On Friday we celebrated a wedding. One of the joyful parts of this was that other than the couple, not a single wedding guest was familiar to us. Neither of their parents were still married to each other, but we listened and worked with them, so that the Groom could be escorted by his mother and his father, she could be escorted by her mother and grandmother. They needed the Church, they wanted a place for a wedding, and we were here for them. In the midst babies started crying and parents got up to leave in the midst of the wedding, and you all know what happened.

Saturday, we gathered at the home of the one who had died. And there were tears for our losses, but there were also laughter and remembrances, and interpretations of a lifetime that gave others hope. The husband who remembered their wedding in this same yard, and the adoption of their children. The nephew who remembered 79 bonfires. The friend who recalled going to treatment together, then allowing her to sit in the midst of a Lilac bush.

It would have seemed possible for the Disciples to have stayed a Memorial Society, who gathered to grieve the death and Empty Tomb, but their faith was raised up, they were called to something higher. They interpreted the events of their life, his teachings, their calling to give others faith.
SO when is the last time, you shared with someone from your faith?

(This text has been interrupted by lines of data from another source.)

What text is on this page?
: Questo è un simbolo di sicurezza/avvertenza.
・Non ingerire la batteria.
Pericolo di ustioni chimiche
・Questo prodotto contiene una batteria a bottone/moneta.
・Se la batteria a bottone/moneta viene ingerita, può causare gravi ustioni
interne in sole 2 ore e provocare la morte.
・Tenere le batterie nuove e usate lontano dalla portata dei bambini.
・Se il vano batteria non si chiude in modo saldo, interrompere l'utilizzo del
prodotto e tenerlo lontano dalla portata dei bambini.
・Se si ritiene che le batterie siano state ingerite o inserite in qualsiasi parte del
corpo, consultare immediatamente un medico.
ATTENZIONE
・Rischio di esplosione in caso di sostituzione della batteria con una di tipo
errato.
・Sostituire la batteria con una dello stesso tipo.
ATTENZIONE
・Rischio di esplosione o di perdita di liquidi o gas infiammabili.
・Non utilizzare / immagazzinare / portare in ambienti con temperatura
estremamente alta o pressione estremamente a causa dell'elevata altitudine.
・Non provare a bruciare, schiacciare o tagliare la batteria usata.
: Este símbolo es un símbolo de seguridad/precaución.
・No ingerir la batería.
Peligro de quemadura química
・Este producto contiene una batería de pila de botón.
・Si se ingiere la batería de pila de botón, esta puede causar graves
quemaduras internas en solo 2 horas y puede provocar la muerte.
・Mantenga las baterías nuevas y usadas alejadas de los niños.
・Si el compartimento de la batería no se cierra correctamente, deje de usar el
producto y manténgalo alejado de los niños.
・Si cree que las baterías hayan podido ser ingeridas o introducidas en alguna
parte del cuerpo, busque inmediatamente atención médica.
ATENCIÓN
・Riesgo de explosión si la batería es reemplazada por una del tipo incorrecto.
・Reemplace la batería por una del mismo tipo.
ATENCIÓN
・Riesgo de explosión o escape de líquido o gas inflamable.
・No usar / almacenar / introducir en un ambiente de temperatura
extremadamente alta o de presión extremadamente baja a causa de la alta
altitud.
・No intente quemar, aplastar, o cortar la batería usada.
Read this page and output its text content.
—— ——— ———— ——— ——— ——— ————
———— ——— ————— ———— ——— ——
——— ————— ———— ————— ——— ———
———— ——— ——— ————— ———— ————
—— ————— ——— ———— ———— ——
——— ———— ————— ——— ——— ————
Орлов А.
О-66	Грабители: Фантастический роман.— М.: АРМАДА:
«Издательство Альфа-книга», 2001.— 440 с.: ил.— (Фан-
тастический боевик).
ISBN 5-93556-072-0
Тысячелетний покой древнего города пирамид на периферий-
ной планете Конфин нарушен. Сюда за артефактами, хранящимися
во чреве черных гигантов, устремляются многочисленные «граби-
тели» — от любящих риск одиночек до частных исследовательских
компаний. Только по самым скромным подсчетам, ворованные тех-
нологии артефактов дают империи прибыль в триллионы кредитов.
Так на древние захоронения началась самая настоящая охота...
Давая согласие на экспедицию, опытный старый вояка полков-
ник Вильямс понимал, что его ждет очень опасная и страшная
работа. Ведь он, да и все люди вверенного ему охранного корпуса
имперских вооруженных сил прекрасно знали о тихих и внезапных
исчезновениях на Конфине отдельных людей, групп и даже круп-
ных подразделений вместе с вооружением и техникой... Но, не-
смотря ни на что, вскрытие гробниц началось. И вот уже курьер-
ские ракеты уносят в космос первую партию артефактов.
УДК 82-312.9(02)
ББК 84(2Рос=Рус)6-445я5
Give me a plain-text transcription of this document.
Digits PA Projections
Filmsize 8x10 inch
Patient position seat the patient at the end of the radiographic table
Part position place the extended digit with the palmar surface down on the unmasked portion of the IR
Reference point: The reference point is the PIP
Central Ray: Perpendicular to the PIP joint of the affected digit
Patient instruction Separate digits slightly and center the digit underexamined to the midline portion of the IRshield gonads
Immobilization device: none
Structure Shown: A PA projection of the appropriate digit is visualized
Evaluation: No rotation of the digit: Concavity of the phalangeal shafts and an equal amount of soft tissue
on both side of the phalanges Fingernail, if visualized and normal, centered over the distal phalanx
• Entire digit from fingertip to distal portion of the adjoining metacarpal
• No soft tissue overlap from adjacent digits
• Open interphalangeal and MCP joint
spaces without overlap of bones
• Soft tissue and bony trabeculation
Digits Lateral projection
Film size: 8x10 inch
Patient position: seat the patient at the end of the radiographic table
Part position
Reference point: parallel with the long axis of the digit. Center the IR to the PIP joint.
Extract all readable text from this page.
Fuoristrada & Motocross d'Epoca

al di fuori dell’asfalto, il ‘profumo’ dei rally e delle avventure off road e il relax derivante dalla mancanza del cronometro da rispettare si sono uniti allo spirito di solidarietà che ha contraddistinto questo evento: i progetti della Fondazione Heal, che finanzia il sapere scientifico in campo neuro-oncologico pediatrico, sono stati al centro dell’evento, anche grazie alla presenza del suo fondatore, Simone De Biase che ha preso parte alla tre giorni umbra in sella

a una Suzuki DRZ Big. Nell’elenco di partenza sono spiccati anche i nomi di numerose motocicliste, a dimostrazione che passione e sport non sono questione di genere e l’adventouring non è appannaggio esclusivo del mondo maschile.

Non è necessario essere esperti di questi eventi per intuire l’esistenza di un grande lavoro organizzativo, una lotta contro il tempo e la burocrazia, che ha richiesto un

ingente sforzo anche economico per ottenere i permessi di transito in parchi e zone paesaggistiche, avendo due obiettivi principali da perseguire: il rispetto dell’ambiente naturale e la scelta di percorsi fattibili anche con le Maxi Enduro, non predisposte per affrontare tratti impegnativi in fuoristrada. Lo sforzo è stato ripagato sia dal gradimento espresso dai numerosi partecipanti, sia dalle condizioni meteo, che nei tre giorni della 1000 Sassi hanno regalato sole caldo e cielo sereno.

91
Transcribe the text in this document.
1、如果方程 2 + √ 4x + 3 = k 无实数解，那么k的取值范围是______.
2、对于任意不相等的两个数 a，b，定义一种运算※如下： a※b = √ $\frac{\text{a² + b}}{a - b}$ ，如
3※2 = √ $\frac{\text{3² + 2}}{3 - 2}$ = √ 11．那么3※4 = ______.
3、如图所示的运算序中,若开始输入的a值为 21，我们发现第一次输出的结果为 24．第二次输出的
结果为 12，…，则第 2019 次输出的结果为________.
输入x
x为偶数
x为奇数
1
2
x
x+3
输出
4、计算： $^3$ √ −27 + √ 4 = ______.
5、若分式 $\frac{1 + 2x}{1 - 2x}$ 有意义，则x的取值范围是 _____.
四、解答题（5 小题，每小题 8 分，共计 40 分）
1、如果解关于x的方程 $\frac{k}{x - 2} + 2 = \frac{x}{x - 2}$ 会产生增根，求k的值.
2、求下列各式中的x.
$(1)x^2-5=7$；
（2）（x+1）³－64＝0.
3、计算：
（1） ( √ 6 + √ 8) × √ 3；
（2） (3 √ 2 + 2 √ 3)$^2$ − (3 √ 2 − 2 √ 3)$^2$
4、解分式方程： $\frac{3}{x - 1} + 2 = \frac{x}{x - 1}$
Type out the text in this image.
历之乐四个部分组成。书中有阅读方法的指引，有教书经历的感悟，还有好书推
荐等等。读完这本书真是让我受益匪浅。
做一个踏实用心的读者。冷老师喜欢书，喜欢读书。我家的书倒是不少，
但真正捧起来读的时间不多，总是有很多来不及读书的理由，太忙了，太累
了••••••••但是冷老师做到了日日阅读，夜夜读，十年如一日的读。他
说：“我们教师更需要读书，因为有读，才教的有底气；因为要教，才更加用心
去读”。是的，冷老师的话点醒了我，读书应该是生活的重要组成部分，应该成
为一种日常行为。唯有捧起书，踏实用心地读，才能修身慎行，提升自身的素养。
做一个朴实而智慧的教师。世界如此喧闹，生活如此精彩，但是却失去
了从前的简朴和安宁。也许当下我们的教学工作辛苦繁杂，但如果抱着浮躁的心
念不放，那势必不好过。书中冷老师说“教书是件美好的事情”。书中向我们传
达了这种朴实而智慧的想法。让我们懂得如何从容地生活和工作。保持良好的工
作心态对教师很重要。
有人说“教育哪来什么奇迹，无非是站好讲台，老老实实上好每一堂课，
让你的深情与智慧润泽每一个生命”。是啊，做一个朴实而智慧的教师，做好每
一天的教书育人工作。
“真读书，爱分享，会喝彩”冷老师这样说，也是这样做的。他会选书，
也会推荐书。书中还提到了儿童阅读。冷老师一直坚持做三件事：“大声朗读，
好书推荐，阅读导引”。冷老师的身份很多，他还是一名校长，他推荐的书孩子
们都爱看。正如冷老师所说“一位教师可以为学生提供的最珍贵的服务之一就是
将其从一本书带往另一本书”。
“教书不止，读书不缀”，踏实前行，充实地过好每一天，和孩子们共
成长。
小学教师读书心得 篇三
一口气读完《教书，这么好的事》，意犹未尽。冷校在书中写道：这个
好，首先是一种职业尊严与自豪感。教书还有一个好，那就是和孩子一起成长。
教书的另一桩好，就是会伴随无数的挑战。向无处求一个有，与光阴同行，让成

This is also Memorial Day Weekend, a time when we have perhaps forgotten why we remember. We confuse this holiday at the beginning of summer, like a bookend with Labor Day as being a National Day off. A day to wait to picnic. We know that Memorial Day has something to do with death, so many of us make trips to the Cemetery. We know Memorial Day has something to do with Veterans, but we also have a Veterans' Day in November. I think the remembrance of this day was best summed up by President Lincoln in the Address at Gettysburg, we all remember the quote “Four Score and Seven Years ago”. The great irony is that what that speech described was “We have not come here to Dedicate, to consecrate, we cannot hallow the ground, because the brave men and women who struggled here consecrated the ground far above our poor power to add or detract. The world will little note, nor long remember, what we say here, but can never forget what they did here. It is for us, the living, to be dedicated here to their unfinished work, that they shall not have died in vain – that this nation under God shall have a new birth of freedom.